Penangkapan itu ialah penangkapan kali kedua yang sebelumnya ia alami pada tanggal 25 September 1927 saat ia menjabat di PI (Perhimpunan Indonesia). Begitulah jalan pejuang, hari-harinya tak jauh dari ancaman. Mesti harus ada yang yang dikorbankan untuk menggapai cita-cita bersama. Begitupun urusan cinta. Ia, Bapak Koperasi Indonesia, menunjukkan kesungguhannya dalam memperjuangkan kemerdekaan dengan komitmen tak akan menikah sebelum kemerdekaan telah berada di pangkuan ibu pertiwi.
Di tengah usaha menggapai kemerdekaan di era pergerakan nasiona, Hatta tak pernah sekalipun meninggalkan shalat lima waktu. Bahkan ia kerap melakukan puasa Senin-Kamis sebagai aktivitas ibadah sunnah. Begitulah ia, Bung Hatta sang pemimpin yang gila buku. Latar belakang keluarga yang relijius menjadikan ia seorang pejuang nasional yang relijius. Komitmennya untuk tidak menikah sebelum Indonesia benar adanya, murni kesungguhan hatinya. Sampai akhirnya Indonesia merdeka pada tanggal 17 Agustus 1945: sebuah penggalan-penggalan peristiwa yang menyusunnya dalam bentuk utuh, sebuah kemerdekaan. Kisah penculikan dwitunggal ke Rengasdengklok pada 17 Agustus 1945 yang bermaksud mendesak dwitunggal segera memproklamirkan kemerdekaan pun menjadi sekelumit cerita sebelum akhirnya Indonesia merdeka. Romansa cintanya pun terwujud tak lama selepas kemerdekaan. Tepat pada bulan November 1945 Moh Hatta menikahi Rahmi diusianya yang telah mencapai 43 tahun.
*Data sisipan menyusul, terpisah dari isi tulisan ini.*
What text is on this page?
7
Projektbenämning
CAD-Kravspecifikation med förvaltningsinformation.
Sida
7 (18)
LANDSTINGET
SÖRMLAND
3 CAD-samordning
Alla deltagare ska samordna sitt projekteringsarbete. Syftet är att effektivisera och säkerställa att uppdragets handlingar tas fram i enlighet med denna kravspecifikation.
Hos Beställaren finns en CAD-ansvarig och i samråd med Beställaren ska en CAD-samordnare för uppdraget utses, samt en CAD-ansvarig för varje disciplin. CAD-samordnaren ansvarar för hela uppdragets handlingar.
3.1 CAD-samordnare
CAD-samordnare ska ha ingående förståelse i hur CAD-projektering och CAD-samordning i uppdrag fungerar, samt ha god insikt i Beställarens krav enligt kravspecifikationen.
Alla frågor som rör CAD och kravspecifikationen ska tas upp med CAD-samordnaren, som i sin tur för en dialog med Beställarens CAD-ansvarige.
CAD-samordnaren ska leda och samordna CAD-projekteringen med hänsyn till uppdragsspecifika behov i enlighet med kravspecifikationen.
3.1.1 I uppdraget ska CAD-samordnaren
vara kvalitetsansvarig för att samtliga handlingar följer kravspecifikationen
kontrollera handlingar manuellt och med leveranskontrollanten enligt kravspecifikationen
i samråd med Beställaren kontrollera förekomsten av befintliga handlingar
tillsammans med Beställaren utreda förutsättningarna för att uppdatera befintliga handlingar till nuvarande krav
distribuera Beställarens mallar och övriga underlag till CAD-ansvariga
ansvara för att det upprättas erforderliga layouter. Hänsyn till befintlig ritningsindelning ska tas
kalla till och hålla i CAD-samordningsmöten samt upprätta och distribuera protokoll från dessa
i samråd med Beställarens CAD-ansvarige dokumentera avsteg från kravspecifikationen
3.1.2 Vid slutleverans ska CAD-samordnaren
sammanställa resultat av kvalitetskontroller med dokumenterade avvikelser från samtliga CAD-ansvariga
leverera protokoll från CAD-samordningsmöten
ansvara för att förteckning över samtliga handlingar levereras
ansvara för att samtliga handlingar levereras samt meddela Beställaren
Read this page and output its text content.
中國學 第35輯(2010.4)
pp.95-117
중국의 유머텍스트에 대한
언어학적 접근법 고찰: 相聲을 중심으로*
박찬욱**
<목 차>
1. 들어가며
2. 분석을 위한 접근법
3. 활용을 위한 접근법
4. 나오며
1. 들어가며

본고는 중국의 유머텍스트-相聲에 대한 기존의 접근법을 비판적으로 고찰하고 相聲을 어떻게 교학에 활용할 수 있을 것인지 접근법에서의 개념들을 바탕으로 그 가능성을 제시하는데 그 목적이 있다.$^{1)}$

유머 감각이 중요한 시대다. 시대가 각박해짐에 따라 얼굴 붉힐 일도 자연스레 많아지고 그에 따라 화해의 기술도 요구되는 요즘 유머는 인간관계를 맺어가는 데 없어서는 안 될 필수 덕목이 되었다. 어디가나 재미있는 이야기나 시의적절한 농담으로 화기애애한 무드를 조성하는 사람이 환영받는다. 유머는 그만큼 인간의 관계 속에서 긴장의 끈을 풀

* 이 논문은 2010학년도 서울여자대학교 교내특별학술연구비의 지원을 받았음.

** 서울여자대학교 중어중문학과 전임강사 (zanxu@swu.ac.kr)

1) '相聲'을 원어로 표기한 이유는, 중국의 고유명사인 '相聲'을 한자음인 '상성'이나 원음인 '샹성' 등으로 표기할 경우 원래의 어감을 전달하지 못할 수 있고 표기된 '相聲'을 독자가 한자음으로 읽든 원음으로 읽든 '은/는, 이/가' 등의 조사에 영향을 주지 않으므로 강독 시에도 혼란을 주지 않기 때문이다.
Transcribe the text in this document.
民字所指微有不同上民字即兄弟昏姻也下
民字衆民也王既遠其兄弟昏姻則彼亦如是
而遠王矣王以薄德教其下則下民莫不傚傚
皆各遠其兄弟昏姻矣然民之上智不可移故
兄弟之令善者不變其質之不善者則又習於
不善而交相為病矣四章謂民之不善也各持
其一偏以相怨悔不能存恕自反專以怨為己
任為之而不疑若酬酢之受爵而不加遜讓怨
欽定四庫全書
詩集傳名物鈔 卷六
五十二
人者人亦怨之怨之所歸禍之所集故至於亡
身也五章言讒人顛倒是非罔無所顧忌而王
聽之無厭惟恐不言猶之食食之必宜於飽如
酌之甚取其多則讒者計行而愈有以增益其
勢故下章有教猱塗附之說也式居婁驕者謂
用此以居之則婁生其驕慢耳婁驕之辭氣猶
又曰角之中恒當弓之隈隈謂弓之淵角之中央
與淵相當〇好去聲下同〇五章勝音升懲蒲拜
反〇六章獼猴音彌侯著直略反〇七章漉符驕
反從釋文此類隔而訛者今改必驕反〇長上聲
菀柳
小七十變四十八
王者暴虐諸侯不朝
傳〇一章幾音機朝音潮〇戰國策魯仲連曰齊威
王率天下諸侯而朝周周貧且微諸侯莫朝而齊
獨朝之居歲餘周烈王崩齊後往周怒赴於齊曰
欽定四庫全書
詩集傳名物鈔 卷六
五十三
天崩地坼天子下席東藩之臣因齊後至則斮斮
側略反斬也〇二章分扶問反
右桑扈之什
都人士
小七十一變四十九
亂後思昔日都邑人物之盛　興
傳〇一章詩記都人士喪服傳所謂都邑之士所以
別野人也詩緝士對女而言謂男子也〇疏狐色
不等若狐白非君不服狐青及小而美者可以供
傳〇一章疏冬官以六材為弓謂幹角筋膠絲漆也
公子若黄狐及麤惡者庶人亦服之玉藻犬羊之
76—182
Singkat cerita, setelah tak lagi mendampingi bung besar, beliau, Moh Hatta, mengalami pasang surut kehidupan bersama keluarga kecilnya. Biaya listrik yang mesti dipikirkan, uang “pensiunan” yang terbilang kurang besar dan sepatu yang diinginkan tak terbeli hingga ajalnya datang. Dari banyak hal yang dapat diteladani setelah beliau tak lagi menjadi wakil dari Ir. Soekarno –karena perbedaan pandangan- ialah, beliau bukan serta merta memutus tali silaturahmi. Saat Panglima Revolusi mengalami sakit dan akhirnya wafat, Moh. Hatta pun ikut mendampingi presiden RI pertama itu.